We need to Balance Efficiency with Resilience

Simon Perks, Founder and Managing Director of Sockmonkey Consulting argues that too much efficiency can harm our ability to respond to setbacks.

Posted by Simon Perks on

Efficiency, we’re told, is vital. It’s the key to balancing the books. To delivering value for money. To securing a sustainable future for our staff, for our students, for our universities and for the sector as a whole. And this is all true. But it’s only half the story.

Because while it’s good to be efficient in what we do and how we do it, efficiency comes at a cost. By eliminating spare capacity and taking slack out of the system, it makes us leaner and more focused. But it also leaves us less resilient, less able to respond when things go awry.

In search of efficiency

Efficiency is about doing more with less. It’s about maximising the outputs from an activity while minimising the inputs. It’s about making sure that we’re doing the right things and that we’re doing them in the right way. With no mistakes, minimal waste and zero unnecessary effort.

In practice, this means rethinking how we do things. It means sharing resources, taking advantage of digital tools and striving for continuous improvement. But is also means getting the most out of what we already have. It means ‘sweating’ our assets. And, increasingly, our people.

Efficiency is not, of course, an end in itself. Even if it can sometimes be portrayed as such. Rather, it’s a way of using our limited resources to get more of the things we value. But it’s a double-edged sword. Because the more efficient we are, the more we sweat our assets, the less resilient we become.

Responding to setbacks

Resilience is our ability to withstand changes in the environment in which we operate. It’s our capacity to handle things when they come up. To absorb the shocks while keeping the organisation running. Quite simply, it’s our ability to bounce back.

In today’s volatile world, resilience is crucial. The modern university is a highly complex operation. And the number of plates that it needs to keep spinning at any one time is huge. It’s not a question of if something will go wrong, but when. And we need to be ready for it.

But if we’re to respond effectively when things don’t go to plan, we need to be able to divert resources, without creating more problems elsewhere. This means having slack in the system. Spare capacity. Deliberate redundancy. A built-in element of inefficiency, waiting for when it’s needed.
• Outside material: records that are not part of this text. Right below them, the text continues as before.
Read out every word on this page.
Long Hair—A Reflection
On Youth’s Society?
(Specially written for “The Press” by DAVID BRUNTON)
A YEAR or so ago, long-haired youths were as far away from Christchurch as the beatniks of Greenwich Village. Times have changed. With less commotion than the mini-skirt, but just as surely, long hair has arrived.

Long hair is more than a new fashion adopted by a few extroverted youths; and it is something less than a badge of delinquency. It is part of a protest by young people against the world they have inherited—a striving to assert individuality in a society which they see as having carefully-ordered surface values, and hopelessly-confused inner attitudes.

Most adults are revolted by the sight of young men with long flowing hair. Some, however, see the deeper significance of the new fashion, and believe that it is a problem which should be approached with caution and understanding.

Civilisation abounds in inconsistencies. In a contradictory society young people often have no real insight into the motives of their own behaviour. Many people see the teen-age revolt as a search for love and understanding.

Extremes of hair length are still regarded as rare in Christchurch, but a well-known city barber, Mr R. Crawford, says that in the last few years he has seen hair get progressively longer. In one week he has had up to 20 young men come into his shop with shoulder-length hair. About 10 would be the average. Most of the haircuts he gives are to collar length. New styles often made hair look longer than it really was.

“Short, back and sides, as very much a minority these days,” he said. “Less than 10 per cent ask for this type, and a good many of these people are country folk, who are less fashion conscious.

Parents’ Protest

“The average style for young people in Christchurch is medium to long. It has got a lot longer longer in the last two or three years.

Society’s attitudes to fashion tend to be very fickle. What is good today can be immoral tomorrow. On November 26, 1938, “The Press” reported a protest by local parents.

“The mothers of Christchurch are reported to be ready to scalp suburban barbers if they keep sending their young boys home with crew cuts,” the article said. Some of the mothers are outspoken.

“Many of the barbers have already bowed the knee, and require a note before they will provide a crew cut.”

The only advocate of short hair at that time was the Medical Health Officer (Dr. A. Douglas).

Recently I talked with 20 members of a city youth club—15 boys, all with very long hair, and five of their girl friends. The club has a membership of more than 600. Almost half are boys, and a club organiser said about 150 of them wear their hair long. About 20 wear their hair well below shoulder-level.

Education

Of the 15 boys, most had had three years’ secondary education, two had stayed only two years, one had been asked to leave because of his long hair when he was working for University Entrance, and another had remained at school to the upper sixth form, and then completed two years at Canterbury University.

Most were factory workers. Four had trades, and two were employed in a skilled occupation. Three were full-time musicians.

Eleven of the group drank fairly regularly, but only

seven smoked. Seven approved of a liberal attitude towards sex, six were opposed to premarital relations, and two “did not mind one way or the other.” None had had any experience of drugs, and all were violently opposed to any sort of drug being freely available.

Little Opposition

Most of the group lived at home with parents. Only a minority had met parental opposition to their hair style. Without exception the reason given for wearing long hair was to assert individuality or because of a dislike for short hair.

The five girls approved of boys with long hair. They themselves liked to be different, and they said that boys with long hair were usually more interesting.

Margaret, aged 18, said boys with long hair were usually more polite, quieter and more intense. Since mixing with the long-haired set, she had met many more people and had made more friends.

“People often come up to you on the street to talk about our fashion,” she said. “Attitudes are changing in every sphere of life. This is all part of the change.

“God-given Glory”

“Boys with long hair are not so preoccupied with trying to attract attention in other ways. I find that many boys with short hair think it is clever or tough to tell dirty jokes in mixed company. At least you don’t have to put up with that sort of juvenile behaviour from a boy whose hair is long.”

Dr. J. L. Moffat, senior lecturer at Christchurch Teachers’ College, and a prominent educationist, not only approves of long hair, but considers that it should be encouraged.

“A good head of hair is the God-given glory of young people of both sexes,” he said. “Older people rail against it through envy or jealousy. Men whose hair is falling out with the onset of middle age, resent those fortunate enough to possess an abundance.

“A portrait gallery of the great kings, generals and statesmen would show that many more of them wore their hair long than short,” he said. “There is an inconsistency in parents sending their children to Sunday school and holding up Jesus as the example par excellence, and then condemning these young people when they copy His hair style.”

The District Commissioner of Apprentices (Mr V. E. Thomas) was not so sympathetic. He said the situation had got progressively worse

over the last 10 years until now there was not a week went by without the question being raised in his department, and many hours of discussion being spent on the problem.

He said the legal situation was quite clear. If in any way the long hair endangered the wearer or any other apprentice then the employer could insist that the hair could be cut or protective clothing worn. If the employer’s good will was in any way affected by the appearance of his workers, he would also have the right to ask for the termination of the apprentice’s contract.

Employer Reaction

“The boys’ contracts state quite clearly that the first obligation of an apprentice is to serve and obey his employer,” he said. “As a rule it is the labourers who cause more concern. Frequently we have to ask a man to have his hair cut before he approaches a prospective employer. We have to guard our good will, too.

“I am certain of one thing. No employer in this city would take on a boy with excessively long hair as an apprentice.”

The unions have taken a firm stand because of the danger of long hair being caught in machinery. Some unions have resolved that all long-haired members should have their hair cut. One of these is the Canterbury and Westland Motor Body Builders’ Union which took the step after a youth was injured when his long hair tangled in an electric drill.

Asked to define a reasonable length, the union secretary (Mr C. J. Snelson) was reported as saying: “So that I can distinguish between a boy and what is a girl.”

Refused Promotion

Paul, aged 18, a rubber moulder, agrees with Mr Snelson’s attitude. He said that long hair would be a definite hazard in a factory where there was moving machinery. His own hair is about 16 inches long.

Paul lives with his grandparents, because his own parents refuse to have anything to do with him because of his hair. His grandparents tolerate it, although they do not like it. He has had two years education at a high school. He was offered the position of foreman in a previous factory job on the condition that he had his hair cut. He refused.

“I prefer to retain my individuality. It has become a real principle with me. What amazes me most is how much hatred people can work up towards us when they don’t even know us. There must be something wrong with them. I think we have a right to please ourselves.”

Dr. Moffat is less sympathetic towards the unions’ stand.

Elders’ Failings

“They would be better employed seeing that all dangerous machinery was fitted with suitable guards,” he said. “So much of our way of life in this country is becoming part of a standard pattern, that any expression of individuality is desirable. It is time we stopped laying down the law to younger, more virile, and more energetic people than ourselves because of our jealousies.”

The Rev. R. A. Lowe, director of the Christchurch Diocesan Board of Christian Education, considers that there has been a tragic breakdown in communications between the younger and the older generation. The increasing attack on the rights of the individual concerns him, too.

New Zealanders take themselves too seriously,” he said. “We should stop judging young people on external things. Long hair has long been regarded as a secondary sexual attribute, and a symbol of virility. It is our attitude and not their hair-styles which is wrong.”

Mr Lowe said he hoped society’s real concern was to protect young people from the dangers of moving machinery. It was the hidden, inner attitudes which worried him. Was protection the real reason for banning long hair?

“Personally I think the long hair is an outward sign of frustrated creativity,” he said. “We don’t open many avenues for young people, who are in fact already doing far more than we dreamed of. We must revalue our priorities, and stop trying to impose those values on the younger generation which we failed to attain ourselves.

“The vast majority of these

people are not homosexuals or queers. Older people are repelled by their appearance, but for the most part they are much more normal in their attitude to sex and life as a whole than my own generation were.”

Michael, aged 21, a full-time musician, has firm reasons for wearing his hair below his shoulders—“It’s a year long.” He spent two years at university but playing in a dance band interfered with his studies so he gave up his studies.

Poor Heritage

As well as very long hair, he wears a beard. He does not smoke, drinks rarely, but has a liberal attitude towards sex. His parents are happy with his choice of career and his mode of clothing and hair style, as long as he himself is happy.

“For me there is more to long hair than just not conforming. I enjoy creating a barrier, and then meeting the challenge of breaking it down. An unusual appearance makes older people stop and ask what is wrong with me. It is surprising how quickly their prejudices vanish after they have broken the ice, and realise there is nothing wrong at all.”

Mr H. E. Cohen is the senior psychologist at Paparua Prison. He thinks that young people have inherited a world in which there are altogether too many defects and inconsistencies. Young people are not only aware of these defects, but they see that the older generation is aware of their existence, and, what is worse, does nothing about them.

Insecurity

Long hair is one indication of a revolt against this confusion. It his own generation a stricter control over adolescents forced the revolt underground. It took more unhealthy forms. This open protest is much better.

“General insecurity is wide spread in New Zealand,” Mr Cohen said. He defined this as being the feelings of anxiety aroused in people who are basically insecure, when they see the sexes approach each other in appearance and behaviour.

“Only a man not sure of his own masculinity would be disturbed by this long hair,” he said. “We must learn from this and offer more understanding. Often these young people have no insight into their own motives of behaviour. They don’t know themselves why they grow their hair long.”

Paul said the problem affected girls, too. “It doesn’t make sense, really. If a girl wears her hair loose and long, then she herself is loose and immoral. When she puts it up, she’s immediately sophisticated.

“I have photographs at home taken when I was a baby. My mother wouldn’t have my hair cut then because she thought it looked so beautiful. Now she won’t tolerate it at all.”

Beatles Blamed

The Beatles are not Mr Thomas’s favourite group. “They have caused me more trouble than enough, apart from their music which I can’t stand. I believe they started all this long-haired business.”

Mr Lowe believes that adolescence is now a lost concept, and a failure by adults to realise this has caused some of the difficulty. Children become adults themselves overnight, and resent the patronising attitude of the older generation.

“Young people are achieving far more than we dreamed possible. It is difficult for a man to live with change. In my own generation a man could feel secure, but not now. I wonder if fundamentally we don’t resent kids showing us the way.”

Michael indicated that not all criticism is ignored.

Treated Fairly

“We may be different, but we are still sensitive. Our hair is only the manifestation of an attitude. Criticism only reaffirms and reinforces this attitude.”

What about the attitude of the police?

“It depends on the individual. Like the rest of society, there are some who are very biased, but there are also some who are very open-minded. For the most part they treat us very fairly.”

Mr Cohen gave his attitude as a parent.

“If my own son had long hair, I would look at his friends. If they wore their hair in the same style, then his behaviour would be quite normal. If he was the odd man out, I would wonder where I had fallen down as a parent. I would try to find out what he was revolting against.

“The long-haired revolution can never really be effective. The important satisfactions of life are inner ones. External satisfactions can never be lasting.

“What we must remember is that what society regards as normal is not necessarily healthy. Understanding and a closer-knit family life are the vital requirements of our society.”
In this respect, efficiency and resilience are two sides of the same coin. The more you have of one, the less you have of the other. We need to find the right balance.

Resilience in practice

Take, for example, academic workload. From an efficiency standpoint, it makes sense for each member of academic staff to have a chock-full calendar of teaching, research and other value-creating activities. But who will pick up the slack when a colleague is ill or when a student experiences a mental health crisis and needs additional support?

And on the estates front, efficiency demands that we fill offices, teaching rooms and student accommodation to capacity. But what do we do when an office springs a radiator leak, a lecture theatre suffers a power outage or an accommodation block gets invaded by ants?

In each of these cases, and many more, building in a little spare capacity, whatever efficiency might say, gives us the time, capacity, headspace and resources to handle the problem. It gives us resilience. It gives us the ability absorb the shocks and to keep things up and running.

Balancing efficiency and resilience

So how do we strike the right balance between efficiency and resilience? For starters, we need to embrace efficiency without getting sucked into the idea of efficiency at all costs. Stay focused on your university’s objectives. Look after your people. Stick to your values. Do the right things well.

And while it’s sensible to measure how efficiently we do things, we need to weigh this up against other factors, too, such as academic quality, staff wellbeing and the student experience. We also need to identify where things could go wrong and to build in capability and capacity to deal with them when they do.

I’m not denying that efficiency is important. Because it is. And we can all do more to improve the efficiency of our activities. But we mustn’t do so at the expense of our resilience. Because when things get hairy, it’s our ability to withstand the challenges we face, and to bounce back from them, that makes all the difference.


Simon Perks is the founder of Sockmonkey Consulting and an advisor to organisations across the public, not-for-profit and social enterprise sectors.